Why would you build a mini Mac Classic using LEGO and a Raspberry Pi? Well, why wouldn’t you?
[Jannis Hermanns] couldn’t find a reason to control this outburst of nostalgia for the good old days of small, expensive computers and long hours spent clawing through the LEGO bin to find The Perfect Piece to finish a build. It turns out that the computer part of this replica was the easy part — it’s just an e-paper display driven by a Raspberry Pi Zero. Building the case was another matter, though.
After a parti-colored prototype with whatever bricks he had on hand, a session of LEGO Digital Designer led him to just the right combination of bricks to build an accurate case, almost. It turns out that the stock selection of bricks in LDD won’t allow for the proper proportions for the case, so he ordered the all-white bricks and busted out the Dremel. LEGO purists may want to avert their eyes from the ABS gore within, but in the end the case worked out and the whole build looks great.
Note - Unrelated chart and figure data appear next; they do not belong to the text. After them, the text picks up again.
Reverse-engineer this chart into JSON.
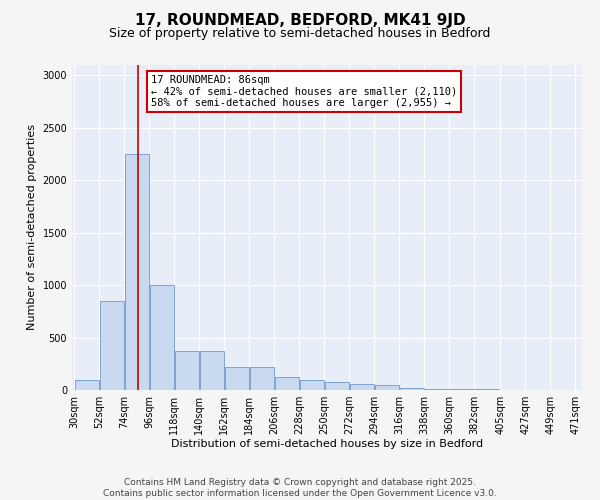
{
  "title": "17, ROUNDMEAD, BEDFORD, MK41 9JD",
  "subtitle": "Size of property relative to semi-detached houses in Bedford",
  "xlabel": "Distribution of semi-detached houses by size in Bedford",
  "ylabel": "Number of semi-detached properties",
  "footer_line1": "Contains HM Land Registry data © Crown copyright and database right 2025.",
  "footer_line2": "Contains public sector information licensed under the Open Government Licence v3.0.",
  "annotation_title": "17 ROUNDMEAD: 86sqm",
  "annotation_line1": "← 42% of semi-detached houses are smaller (2,110)",
  "annotation_line2": "58% of semi-detached houses are larger (2,955) →",
  "property_size": 86,
  "bar_left_edges": [
    30,
    52,
    74,
    96,
    118,
    140,
    162,
    184,
    206,
    228,
    250,
    272,
    294,
    316,
    338,
    360,
    382,
    405,
    427,
    449
  ],
  "bar_widths": [
    22,
    22,
    22,
    22,
    22,
    22,
    22,
    22,
    22,
    22,
    22,
    22,
    22,
    22,
    22,
    22,
    22,
    22,
    22,
    22
  ],
  "bar_heights": [
    100,
    850,
    2250,
    1000,
    375,
    375,
    220,
    220,
    120,
    100,
    75,
    60,
    50,
    20,
    10,
    5,
    5,
    3,
    2,
    1
  ],
  "bar_color": "#c9d9f0",
  "bar_edgecolor": "#7098c8",
  "vline_color": "#cc0000",
  "vline_x": 86,
  "annotation_box_color": "#cc0000",
  "fig_facecolor": "#f5f5f5",
  "axes_facecolor": "#e8eef8",
  "ylim": [
    0,
    3100
  ],
  "yticks": [
    0,
    500,
    1000,
    1500,
    2000,
    2500,
    3000
  ],
  "grid_color": "#ffffff",
  "title_fontsize": 11,
  "subtitle_fontsize": 9,
  "axis_label_fontsize": 8,
  "tick_label_fontsize": 7,
  "annotation_fontsize": 7.5,
  "footer_fontsize": 6.5
}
Fancy a full-size Mac Classic reboot? How about this iPad docking station? Or if tiny and nostalgic is really your thing, this retro-future terminal build is pretty keen too.
[via r/raspberry_pi]
sees ‘LEGO’
sees ‘mac classic’
get excited.
sees ‘dremel’
cries himself to sleep.
sees ‘Mac Classic’
sees ‘Pi Zero’
thinks ’emulation’
wonders why Hackaday writers are so interested in Pi Zeros hooked up to a screen and running emulators.
The Lego case is awesome, but the electronics are NOT A HACK.
you’re not a hack
OP is a hack.
Yes, I’m not a hack, but at least I’m a hacker.
Hack a day. Only one article has to be a hack in a 24hr period. Hence every article doesn’t mean its a hack.
Yep, and evidently it was the LEGO bricks that were hacked.